Rummanah Aasi
   Like many children, I grew up reading, listening or watching adaptations of fairy tales or folktales on tv. Albeit, they were mostly from Disney and almost all of them had a "and they lived happily ever after" at the end where the good were awarded and the evil were punished. As I look back as an adult, I realize that all the famous fairy tales and folktales did not have a happy ending nor was their audience small children even though children sometimes played the lead roles. Why are these stories so important? Are they made to tell a lesson, which happen to be adapted several times and passed down from one generation to the next? Or are these stories a reflection of our own nightmares and dreams? The last question is asked in John Connolly's The Book of Lost Things.
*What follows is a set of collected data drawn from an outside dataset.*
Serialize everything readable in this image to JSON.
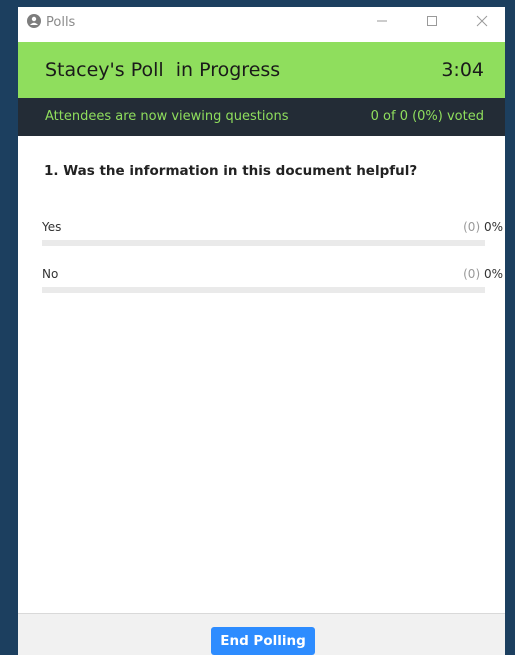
{
  "window": {
    "title": "Polls",
    "icon": "zoom-polls-icon",
    "controls": [
      "minimize-icon",
      "maximize-icon",
      "close-icon"
    ]
  },
  "header": {
    "title": "Stacey's Poll  in Progress",
    "timer": "3:04",
    "color": "#8fde5d"
  },
  "status": {
    "message": "Attendees are now viewing questions",
    "votes": "0 of 0 (0%) voted",
    "background": "#232c36"
  },
  "question": {
    "text": "1. Was the information in this document helpful?",
    "options": [
      {
        "label": "Yes",
        "count": "(0)",
        "percent": "0%",
        "fraction": 0
      },
      {
        "label": "No",
        "count": "(0)",
        "percent": "0%",
        "fraction": 0
      }
    ]
  },
  "footer": {
    "end_label": "End Polling",
    "button_color": "#2d8cff"
  }
}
Description: Twelve year old David mourns the loss of his mother. He refers to his books, once treasures to his beloved mother, as a way to cope with her death and to keep him company. As his anger at her death and his father's new life grows with each day, the books begin to speak to him, telling their wild tales of dragons, princes, and knights. Soon reality and fantasy collide. David suddenly himself in a land unlike his own, where monsters, evil sorceresses, and werewolves dwell. Will David ever find his way back home or will he remain in the fantasy world alone? 

Review: The Book of Lost Things is a well written novel that reads like a Tim Burton movie. Not only do the lines of fantasy and reality blur, but also the development from childhood to adulthood. While in the 'otherland', one can not help but get lost and forget what is happening in the real world. All the reader knows for a time setting is that World War II has begun. The author makes a good use of twisting the famous fairy tales such as "The Little Red Riding Hood" and "Snow White" among many others to his advantage. These tales are closer to their Brothers Grimm counterpart. It is obvious that particular tales were chosen to represent David's own fear of getting a new stepmother, being forgotten or replaced by a step-sibling. I thought the ending, which wasn't a total surprise for me, was well done and challenges the reader to look at the stories through the eyes of an adult instead of a child.  

Rating: 4 stars

Words of caution: Although David is 12 years old at the beginning of the novel and famous fairy tales are mentioned in the book, this is not a book for children. There is lots of gore and violence.

If you like this book, try: Pretty Monsters by Kelly Link or The Graveyard Book by Neil Gaiman
1 Response
  1. Ok, you caught me. I was a childhood fan of Fractured Fairytales and this sounds like a good read!